# varnishing unstained wood



## DesigningWoman (Oct 29, 2010)

Hello debd and congratulations on the remodeling. Your new mirrored closet doors sound like a beautiful upgrade. When I grew up, everything had to be stained and then finished dark. If it didn’t take time and labor, it really wasn’t “good.” Then I went through the “everything has to match” phase.

Lighter woods are more popular now. I am happy to tell you about some choices to finish your wood that will keep the light pine look and protect it for years to come. Minwax® (a brand that I am familiar with) has three products that offer one-step stain and finish. 

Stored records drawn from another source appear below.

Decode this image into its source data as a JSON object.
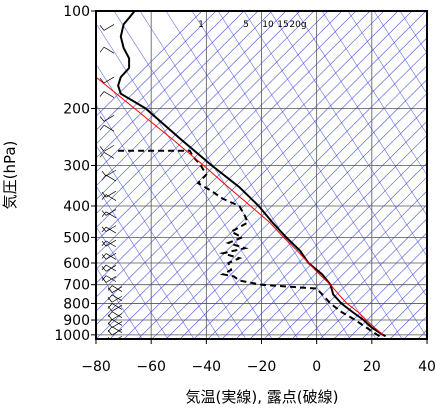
{
  "chart_data": {
    "type": "line",
    "title": "",
    "xlabel": "気温(実線), 露点(破線)",
    "ylabel": "気圧(hPa)",
    "xlim": [
      -80,
      40
    ],
    "ylim": [
      1030,
      100
    ],
    "y_scale": "log",
    "grid": true,
    "x_ticks": [
      -80,
      -60,
      -40,
      -20,
      0,
      20,
      40
    ],
    "y_ticks": [
      100,
      200,
      300,
      400,
      500,
      600,
      700,
      800,
      900,
      1000
    ],
    "mixing_ratio_labels": [
      "1",
      "5",
      "10",
      "15",
      "20g"
    ],
    "series": [
      {
        "name": "",
        "style": "solid",
        "color": "#000000",
        "points": [
          [
            100,
            -66
          ],
          [
            105,
            -68
          ],
          [
            110,
            -70
          ],
          [
            120,
            -71
          ],
          [
            130,
            -70
          ],
          [
            140,
            -68
          ],
          [
            150,
            -68
          ],
          [
            160,
            -71
          ],
          [
            170,
            -72
          ],
          [
            180,
            -71
          ],
          [
            200,
            -62
          ],
          [
            250,
            -49
          ],
          [
            300,
            -38
          ],
          [
            350,
            -28
          ],
          [
            400,
            -21
          ],
          [
            450,
            -16
          ],
          [
            500,
            -11
          ],
          [
            550,
            -6
          ],
          [
            600,
            -3
          ],
          [
            650,
            2
          ],
          [
            700,
            5
          ],
          [
            750,
            6
          ],
          [
            800,
            9
          ],
          [
            850,
            13
          ],
          [
            900,
            17
          ],
          [
            950,
            20
          ],
          [
            1000,
            24
          ],
          [
            1010,
            25
          ]
        ]
      },
      {
        "name": "",
        "style": "dashed",
        "color": "#000000",
        "points": [
          [
            270,
            -72
          ],
          [
            270,
            -46
          ],
          [
            280,
            -45
          ],
          [
            300,
            -42
          ],
          [
            320,
            -40
          ],
          [
            340,
            -43
          ],
          [
            360,
            -38
          ],
          [
            380,
            -34
          ],
          [
            400,
            -28
          ],
          [
            430,
            -26
          ],
          [
            450,
            -25
          ],
          [
            470,
            -29
          ],
          [
            480,
            -31
          ],
          [
            500,
            -27
          ],
          [
            520,
            -32
          ],
          [
            540,
            -26
          ],
          [
            560,
            -34
          ],
          [
            580,
            -28
          ],
          [
            600,
            -32
          ],
          [
            630,
            -31
          ],
          [
            650,
            -34
          ],
          [
            660,
            -30
          ],
          [
            680,
            -28
          ],
          [
            700,
            -20
          ],
          [
            710,
            -10
          ],
          [
            720,
            0
          ],
          [
            750,
            2
          ],
          [
            800,
            5
          ],
          [
            850,
            9
          ],
          [
            900,
            14
          ],
          [
            950,
            18
          ],
          [
            1000,
            22
          ],
          [
            1010,
            23
          ]
        ]
      },
      {
        "name": "",
        "style": "solid",
        "color": "#ff0000",
        "points": [
          [
            160,
            -80
          ],
          [
            200,
            -66
          ],
          [
            250,
            -52
          ],
          [
            300,
            -41
          ],
          [
            350,
            -32
          ],
          [
            400,
            -24
          ],
          [
            450,
            -17
          ],
          [
            500,
            -12
          ],
          [
            550,
            -7
          ],
          [
            600,
            -3
          ],
          [
            650,
            1
          ],
          [
            700,
            5
          ],
          [
            750,
            8
          ],
          [
            800,
            11
          ],
          [
            850,
            15
          ],
          [
            900,
            18
          ],
          [
            950,
            21
          ],
          [
            1000,
            24
          ]
        ]
      }
    ],
    "wind_barbs": true
  }
}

1 -Water Based WoodSheen® Rubbing Stain and Finish in *Natural* – dries in about an hour
2 -Polyshades® wood stain and polyurethane (in one) in *Honey Pine* (slightly warmer than a light pine) – also comes in a low VOC formula (therefore less odor)
3 -Express Color Wiping Stain & Finish in *Oak* (this is the “lightest” color in this finish) - water based, low odor, and fast drying

The website is www.minwax.com and they have more ideas for your project. 

Best wishes and please post photos so we can see how they turned out!


----------



## debd (Jul 16, 2008)

Thank you Designingwoman.
I went to the store today and your comments helped a lot.


----------